Donors to the Palestinian refugee agency UNRWA are attempting to discourage the organisation from providing crucial services to needy Palestinians in the wake of funding cuts, according to the BADIL Resource Centre for Palestinian Rights.

After the US suspended some $65 million in funding to UNRWA, the agency which provides education, health and social welfare services to Palestinian refugees in the West Bank, the Gaza Strip, Lebanon, Syria and Jordan, is reportedly facing its worst funding crisis ever.

UNRWA has called on the international community to step up its contributions to the agency.
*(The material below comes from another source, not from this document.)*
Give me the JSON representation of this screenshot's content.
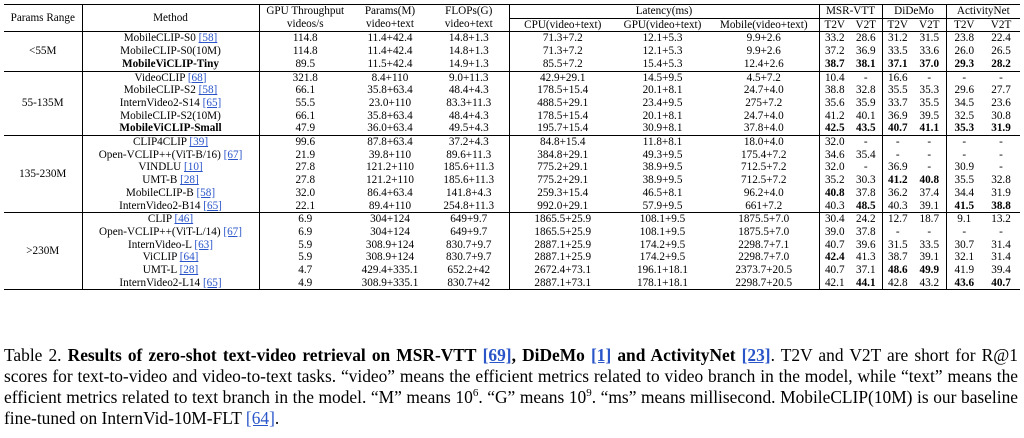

However according to BADIL, many donors have recommended the organisation reduce its services rather than replace the missing funds.
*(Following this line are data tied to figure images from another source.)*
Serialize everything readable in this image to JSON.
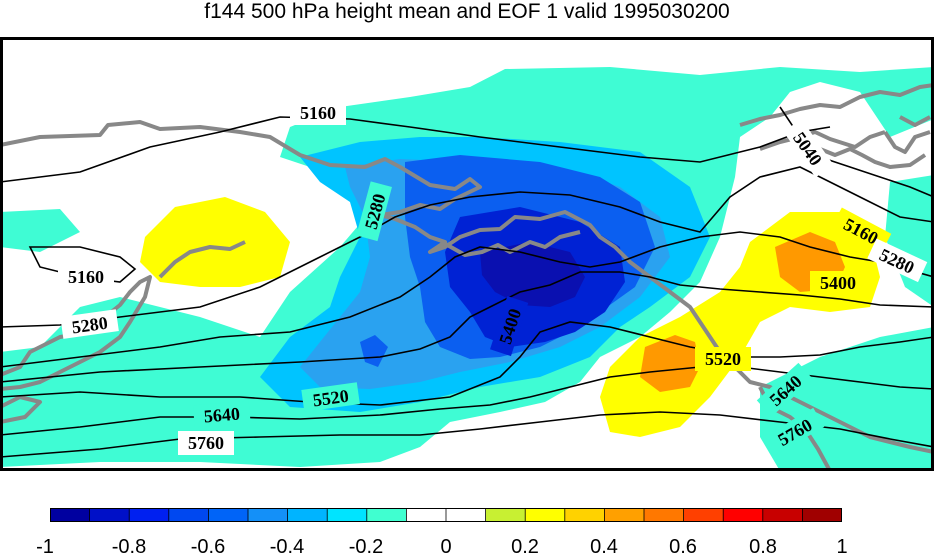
{
  "title": "f144 500 hPa height mean and EOF 1 valid 1995030200",
  "colors": {
    "fill_neg_01": "#3ffcd4",
    "fill_neg_02": "#00c4ff",
    "fill_neg_03": "#2aa2f0",
    "fill_neg_04": "#0b5ff0",
    "fill_neg_05": "#0022d4",
    "fill_neg_06": "#0a10b0",
    "fill_pos_01": "#ffff00",
    "fill_pos_02": "#ff9900",
    "coast": "#888888",
    "contour": "#000000"
  },
  "contour_labels": [
    "5160",
    "5040",
    "5280",
    "5160",
    "5160",
    "5280",
    "5400",
    "5400",
    "5520",
    "5280",
    "5520",
    "5640",
    "5640",
    "5760",
    "5760"
  ],
  "colorbar": {
    "colors": [
      "#0000a0",
      "#0010c8",
      "#0020f0",
      "#0048f0",
      "#0064f8",
      "#1490f8",
      "#00b4ff",
      "#00e4ff",
      "#40ffd0",
      "#ffffff",
      "#ffffff",
      "#c8f032",
      "#ffff00",
      "#ffd200",
      "#ffa000",
      "#ff7800",
      "#ff4000",
      "#ff0000",
      "#c80000",
      "#a00000"
    ],
    "tick_labels": [
      "-1",
      "-0.8",
      "-0.6",
      "-0.4",
      "-0.2",
      "0",
      "0.2",
      "0.4",
      "0.6",
      "0.8",
      "1"
    ]
  }
}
This has included putting an end to new recruitments, cutting secondary educations services, limiting the medical services offered in UNRWA’s clinics for maternal and child healthcare and chronic diseases, terminating the provision of urgent relief in emergencies, eliminating the cover of transport costs for UNRWA workers, ending higher education allowance for employees, passing an early retirement law and halting registration of children as refugees in the records of UNRWA if either one of the parents is not a refugee.

This escalation of pressure by donor countries, the ongoing attempts by Israel to dismantle UNRWA and the direct targeting of basic Palestinian rights should trigger a serious and immediate reaction by the PLO [Palestinian Liberation Organisation] to confront this policy

BADIL said in a press release.

Read: Former US envoys to UN urge Pompeo to restore UNRWA funding

UNRWA began 2018 with a shortfall of $150 million following a $126 million deficit in 2017, even before the US cut half of its planned $125 grant.

UNRWA has warned that US cuts will hurt half a million children; the UN agency runs 700 schools, where 525,000 boys and girls study, and operates 143 health clinics. Nearly 20,000 teaching jobs are said to be at risk, with UNRWA already having to layoff extra workers. The cuts have prompted multiple protests over the past few months across the country as centres were forced to close.

In a new bulletin entitled “Understanding the political underpinnings of UNRWA’s Chronic Funding Crisis”, BADIL expressed concern at the severe impact the crisis would have on the Palestinians and highlighted that reducing its services would impede the UN branch’s mandate.

“BADIL imperatively recommends that: UN Member States must ensure sufficient funding for the financing of UNRWA’s essential services and programmes, and in cases where voluntary donations are insufficient, the UN General Assembly must compel Member States to contribute to the funding of UNRWA’s budget,” the rights group concluded.